The spring offensives initially stunned the British and French armies, and the world, as three-and-a-half years of deadlocked trench warfare suddenly changed into a war of movement over open ground.  Desperate fighting stopped each offensive short of their objective.  Instead, Germany gained thousands of square miles of hard to defend, strategically worthless ground, which had been devastated by years of conflict.  German progress came at a heavy price. Though forced to retreat again and again, the British and French Armies fought fierce rearguard actions as they withdrew; the Germans encountered major difficulties bringing up artillery and ammunition over wrecked battlefields to keep the offensives going.

Casualties on both sides were enormous, about 700,000 German and 900,000 Allied.  German offensives sometimes cost tens of thousands of men per day. The Allies, especially with the American influx, could replace lost men.  Germany could not. With the strategic initiative shifting to the Allies, the beginning of the end of the Great War began. 

The chart below quantifies the carnage.

Chart Source: U.S. War Department General Staff report “The War with Germany” 1919


  1. Very effective chart!

  2. That's a very useful and powerful graph. Reminds me of Charles Joseph Minard's 1812 map/graph in terms of clear explanatory power.

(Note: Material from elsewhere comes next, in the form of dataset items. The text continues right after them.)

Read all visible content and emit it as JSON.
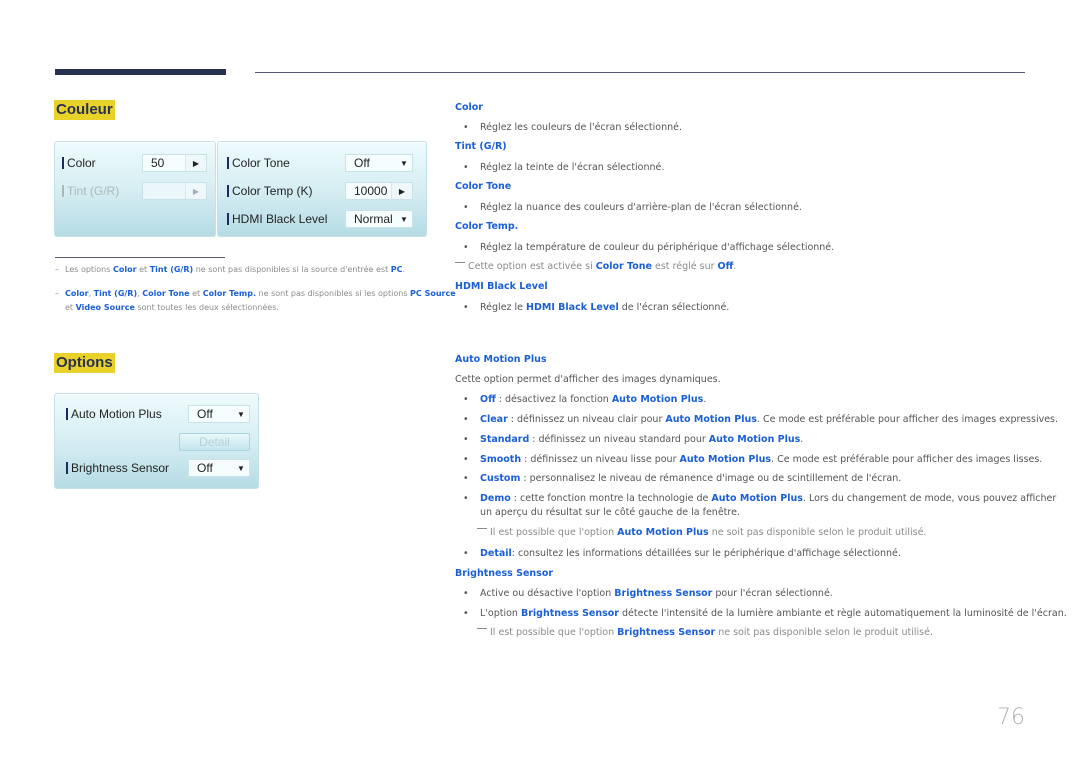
{
  "couleur": {
    "title": "Couleur",
    "left_panel": {
      "color_label": "Color",
      "color_value": "50",
      "tint_label": "Tint (G/R)",
      "tint_value": ""
    },
    "right_panel": {
      "color_tone_label": "Color Tone",
      "color_tone_value": "Off",
      "color_temp_label": "Color Temp (K)",
      "color_temp_value": "10000",
      "hdmi_label": "HDMI Black Level",
      "hdmi_value": "Normal"
    },
    "notes": [
      {
        "parts": [
          "Les options ",
          "Color",
          " et ",
          "Tint (G/R)",
          " ne sont pas disponibles si la source d'entrée est ",
          "PC",
          "."
        ]
      },
      {
        "parts": [
          "Color",
          ", ",
          "Tint (G/R)",
          ", ",
          "Color Tone",
          " et ",
          "Color Temp.",
          " ne sont pas disponibles si les options ",
          "PC Source"
        ],
        "line2": [
          "et ",
          "Video Source",
          " sont toutes les deux sélectionnées."
        ]
      }
    ]
  },
  "options": {
    "title": "Options",
    "auto_motion_label": "Auto Motion Plus",
    "auto_motion_value": "Off",
    "detail_button": "Detail",
    "brightness_label": "Brightness Sensor",
    "brightness_value": "Off"
  },
  "descriptions": {
    "color": {
      "heading": "Color",
      "bullet": "Réglez les couleurs de l'écran sélectionné."
    },
    "tint": {
      "heading": "Tint (G/R)",
      "bullet": "Réglez la teinte de l'écran sélectionné."
    },
    "color_tone": {
      "heading": "Color Tone",
      "bullet": "Réglez la nuance des couleurs d'arrière-plan de l'écran sélectionné."
    },
    "color_temp": {
      "heading": "Color Temp.",
      "bullet": "Réglez la température de couleur du périphérique d'affichage sélectionné.",
      "note": [
        "Cette option est activée si ",
        "Color Tone",
        " est réglé sur ",
        "Off",
        "."
      ]
    },
    "hdmi": {
      "heading": "HDMI Black Level",
      "bullet": [
        "Réglez le ",
        "HDMI Black Level",
        " de l'écran sélectionné."
      ]
    },
    "auto_motion": {
      "heading": "Auto Motion Plus",
      "intro": "Cette option permet d'afficher des images dynamiques.",
      "bullets": [
        [
          "Off",
          " : désactivez la fonction ",
          "Auto Motion Plus",
          "."
        ],
        [
          "Clear",
          " : définissez un niveau clair pour ",
          "Auto Motion Plus",
          ". Ce mode est préférable pour afficher des images expressives."
        ],
        [
          "Standard",
          " : définissez un niveau standard pour ",
          "Auto Motion Plus",
          "."
        ],
        [
          "Smooth",
          " : définissez un niveau lisse pour ",
          "Auto Motion Plus",
          ". Ce mode est préférable pour afficher des images lisses."
        ],
        [
          "Custom",
          " : personnalisez le niveau de rémanence d'image ou de scintillement de l'écran."
        ],
        [
          "Demo",
          " : cette fonction montre la technologie de ",
          "Auto Motion Plus",
          ". Lors du changement de mode, vous pouvez afficher"
        ]
      ],
      "demo_line2": "un aperçu du résultat sur le côté gauche de la fenêtre.",
      "note": [
        "Il est possible que l'option ",
        "Auto Motion Plus",
        " ne soit pas disponible selon le produit utilisé."
      ],
      "detail_bullet": [
        "Detail",
        ": consultez les informations détaillées sur le périphérique d'affichage sélectionné."
      ]
    },
    "brightness": {
      "heading": "Brightness Sensor",
      "bullets": [
        [
          "Active ou désactive l'option ",
          "Brightness Sensor",
          " pour l'écran sélectionné."
        ],
        [
          "L'option ",
          "Brightness Sensor",
          " détecte l'intensité de la lumière ambiante et règle automatiquement la luminosité de l'écran."
        ]
      ],
      "note": [
        "Il est possible que l'option ",
        "Brightness Sensor",
        " ne soit pas disponible selon le produit utilisé."
      ]
    }
  },
  "page_number": "76",
  "colors": {
    "accent": "#1a5fd6",
    "title_highlight": "#e8d22a",
    "header_bar": "#2a3050"
  }
}
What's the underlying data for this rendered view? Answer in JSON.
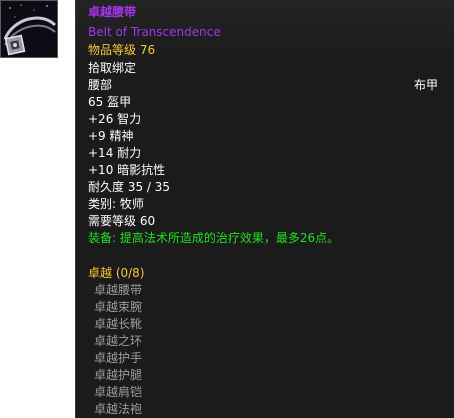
{
  "item": {
    "name_cn": "卓越腰带",
    "name_en": "Belt of Transcendence",
    "item_level": "物品等级 76",
    "bind": "拾取绑定",
    "slot": "腰部",
    "armor_type": "布甲",
    "armor": "65 盔甲",
    "stats": [
      "+26 智力",
      "+9 精神",
      "+14 耐力",
      "+10 暗影抗性"
    ],
    "durability": "耐久度 35 / 35",
    "class_req": "类别: 牧师",
    "level_req": "需要等级 60",
    "equip_effect": "装备: 提高法术所造成的治疗效果，最多26点。",
    "icon": "belt-icon"
  },
  "set": {
    "title": "卓越 (0/8)",
    "pieces": [
      "卓越腰带",
      "卓越束腕",
      "卓越长靴",
      "卓越之环",
      "卓越护手",
      "卓越护腿",
      "卓越肩铠",
      "卓越法袍"
    ]
  },
  "colors": {
    "epic": "#a535ee",
    "set_title": "#f8c73a",
    "equip": "#20e020",
    "inactive": "#9d9d9d",
    "tooltip_bg": "#1b1b1b"
  }
}
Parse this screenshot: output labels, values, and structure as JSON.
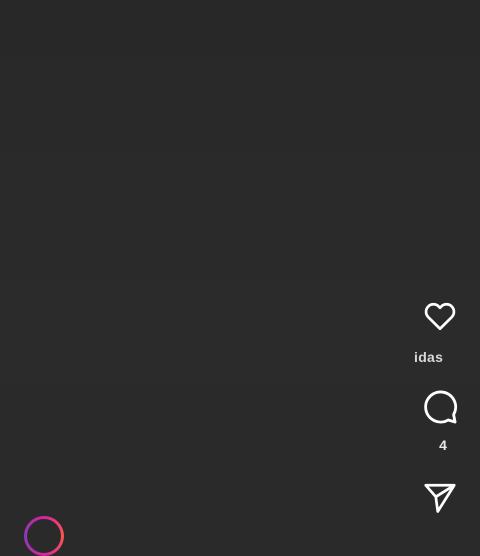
{
  "reel": {
    "likes_label": "idas",
    "comment_count": "4"
  },
  "icons": {
    "like": "heart-outline-icon",
    "comment": "speech-bubble-icon",
    "share": "paper-plane-icon"
  },
  "colors": {
    "background": "#2a2a2a",
    "icon_stroke": "#ffffff",
    "avatar_ring": "#d6249f"
  }
}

    So why *didn't* the Germans produce more tanks? They certainly had the engineering know-how.

    1. A mix of reasons. They weren't necessarily convinced by the usefulness of tanks at first (1916 had shown them to be unreliable at best), and then by the time they were (1917) it was too late to ramp the program up.

    2. I see the point about 1916. But I'm surprised German industry couldn't turn around more quickly. Unlike WWII, they weren't being physically destroyed.

  3. Readers should look at David T. Zabecki's "The German 1918 Offensives: A Case Study in the Operational Level of War" and Alexander Watson's "Enduring the Great War: Combat, Morale and Collapse in the German and British Armies, 1914-18" for a better analysis on the Spring Offensives and the German collapse.

  4. Ricker's chart is using data in a most effective manner. I doubt not that, additionally, there are thousands, if not millions of words of significance on the topic of riflemen at the front, but this one graph, I find completely compelling.